これが昨日までの話だ。トレニア、お前は今まで侯爵家の跡取りとして勉強してきたが、これからはグリシーヌがルーカスと共にこの侯爵家を継ぐ。分かったか?」


「えっ」


唐突に父は何を言った?


「なんだ?何が不満なんだ」


「私は侯爵家を継ぐ為にずっと領地で過ごし、領民達との折衝に駆り出され、遊ぶ事やお茶会も無駄だと参加出来ず、今まで必死で勉強してきたのですよ。急に言われても納得できません」


「仕方ないだろう!グリシーヌは王子に婚約破棄されてしまった。良い縁談は今後望めないのだから妹のお前が譲るのが筋だ」


「そんなっ。酷い」


「仕方ないわよ。ルーカス君だってトレニアよりグリシーヌの方がいいに決まっているじゃない。諦めなさい」


お母様は私に向かってそう告げる。


「… ルーカス様」


「トレニア、ごめん。美しいグリシーヌを妻に迎えるチャンスなんだ。昔からグリシーヌを想って過ごしていたんだ。君よりずっと美しいグリシーヌを妻にと望んでいる」


「あらっ、ルーカス。嬉しいわ!そんなに私の事を想ってくれていたのね」


ルーカスはグリシーヌの髪を一房掬い上げキスを落とす。


… 酷い。


姉の近くにいる為に私と婚姻しようとしていたの?


酷いわ。


私は姉や妹のように美しく無いから。父も母もあれだけ領地の事を私に押し付けておいて手のひら返しなの?


悔しさと悲しみ。


婚約者の裏切り、両親への苛立ちや憤り。


色々な思いがドス黒く身体の中を駆け巡る。


 ルーカス様とは政略結婚とはいえ、婚約してからお茶会や学院で一緒に過ごし、お互い信頼し合い、この先も仲睦まじく過ごしていくと思っていたのに。


私はスッと表情を無にして席を立ち、淑女の礼を取る。


「私はこの家に必要では無くなったのですね。私が居るとルーカス様も気をお使いでしょう。お父様、私を学院の寮へとお入れ下さい。私の願いでもあります。では」


 父は何か言っていたが、私はそのまま執務室を後にし、1人先に部屋へと戻り鍵を掛けた。


酷い、酷い、酷い、酷い。


今までの私の頑張りは何だったの?


いつもいつもいつもグリシーヌやソニアの事ばかり。私は、私は我慢させられてばかり。


私が何をしたというの?


ルーカス様も。私はグリシーヌの妹だから目を掛けていただけなの?デートや贈り物も義理でしていただけなの?仕方なく私と婚約していたの?冗談じゃないわ!


恨み、怒りが頭を駆け巡り、苦しくて身体が動かない。


もう、嫌。苦しい。誰か助けて欲しい。


執務室に入った時の和やかな雰囲気。私は必要とされていないと考えるのに充分な光景だった。この家に居たくない。
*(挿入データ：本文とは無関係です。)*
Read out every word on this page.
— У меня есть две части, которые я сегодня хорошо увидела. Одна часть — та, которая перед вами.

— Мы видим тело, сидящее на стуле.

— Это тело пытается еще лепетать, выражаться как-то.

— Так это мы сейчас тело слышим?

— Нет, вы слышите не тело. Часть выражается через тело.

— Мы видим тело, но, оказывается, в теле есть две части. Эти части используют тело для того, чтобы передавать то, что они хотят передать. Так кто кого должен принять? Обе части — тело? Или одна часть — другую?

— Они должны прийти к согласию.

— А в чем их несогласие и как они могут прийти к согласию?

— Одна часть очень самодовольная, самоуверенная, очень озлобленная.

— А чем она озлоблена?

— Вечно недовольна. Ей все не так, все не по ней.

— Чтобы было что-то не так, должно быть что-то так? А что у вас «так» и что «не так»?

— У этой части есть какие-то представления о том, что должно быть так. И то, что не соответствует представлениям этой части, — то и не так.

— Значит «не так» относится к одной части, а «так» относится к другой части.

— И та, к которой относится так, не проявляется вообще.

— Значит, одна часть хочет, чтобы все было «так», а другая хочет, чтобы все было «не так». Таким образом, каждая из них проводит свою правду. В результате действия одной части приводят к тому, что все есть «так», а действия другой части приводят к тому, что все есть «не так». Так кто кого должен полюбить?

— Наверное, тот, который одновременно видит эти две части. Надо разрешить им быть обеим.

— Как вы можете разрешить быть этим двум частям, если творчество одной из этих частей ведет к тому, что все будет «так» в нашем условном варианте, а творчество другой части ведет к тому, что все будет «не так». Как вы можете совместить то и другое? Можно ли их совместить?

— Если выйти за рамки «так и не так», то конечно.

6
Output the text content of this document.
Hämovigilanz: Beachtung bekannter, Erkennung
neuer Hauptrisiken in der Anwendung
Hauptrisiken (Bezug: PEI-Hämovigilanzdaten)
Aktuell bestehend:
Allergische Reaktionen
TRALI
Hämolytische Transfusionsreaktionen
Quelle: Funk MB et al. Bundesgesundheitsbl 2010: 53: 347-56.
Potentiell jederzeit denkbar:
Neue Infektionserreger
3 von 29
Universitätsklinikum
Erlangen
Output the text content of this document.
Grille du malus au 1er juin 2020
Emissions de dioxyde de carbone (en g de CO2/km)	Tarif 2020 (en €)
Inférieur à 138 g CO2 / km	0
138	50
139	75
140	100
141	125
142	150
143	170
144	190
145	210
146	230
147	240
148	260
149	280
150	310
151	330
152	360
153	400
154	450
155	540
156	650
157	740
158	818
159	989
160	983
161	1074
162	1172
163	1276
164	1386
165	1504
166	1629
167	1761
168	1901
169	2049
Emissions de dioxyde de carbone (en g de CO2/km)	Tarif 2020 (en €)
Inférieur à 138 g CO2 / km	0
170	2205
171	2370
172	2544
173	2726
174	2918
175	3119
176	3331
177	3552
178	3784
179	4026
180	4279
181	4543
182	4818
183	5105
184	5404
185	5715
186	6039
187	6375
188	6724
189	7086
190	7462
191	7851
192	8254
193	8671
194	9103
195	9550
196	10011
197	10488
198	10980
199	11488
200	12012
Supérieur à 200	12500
 私が部屋に戻った後、暫くして話し合いを終えたのかルーカス様が私の部屋をノックして声を掛けようとしていたようだが、私は無視を決め込んだので諦めて家族の元へ向かったようだ。


… あんな男もう会いたくもないわ。


1人の侍女が夜遅くにそっと私を心配して来てくれたのが少し嬉しかった。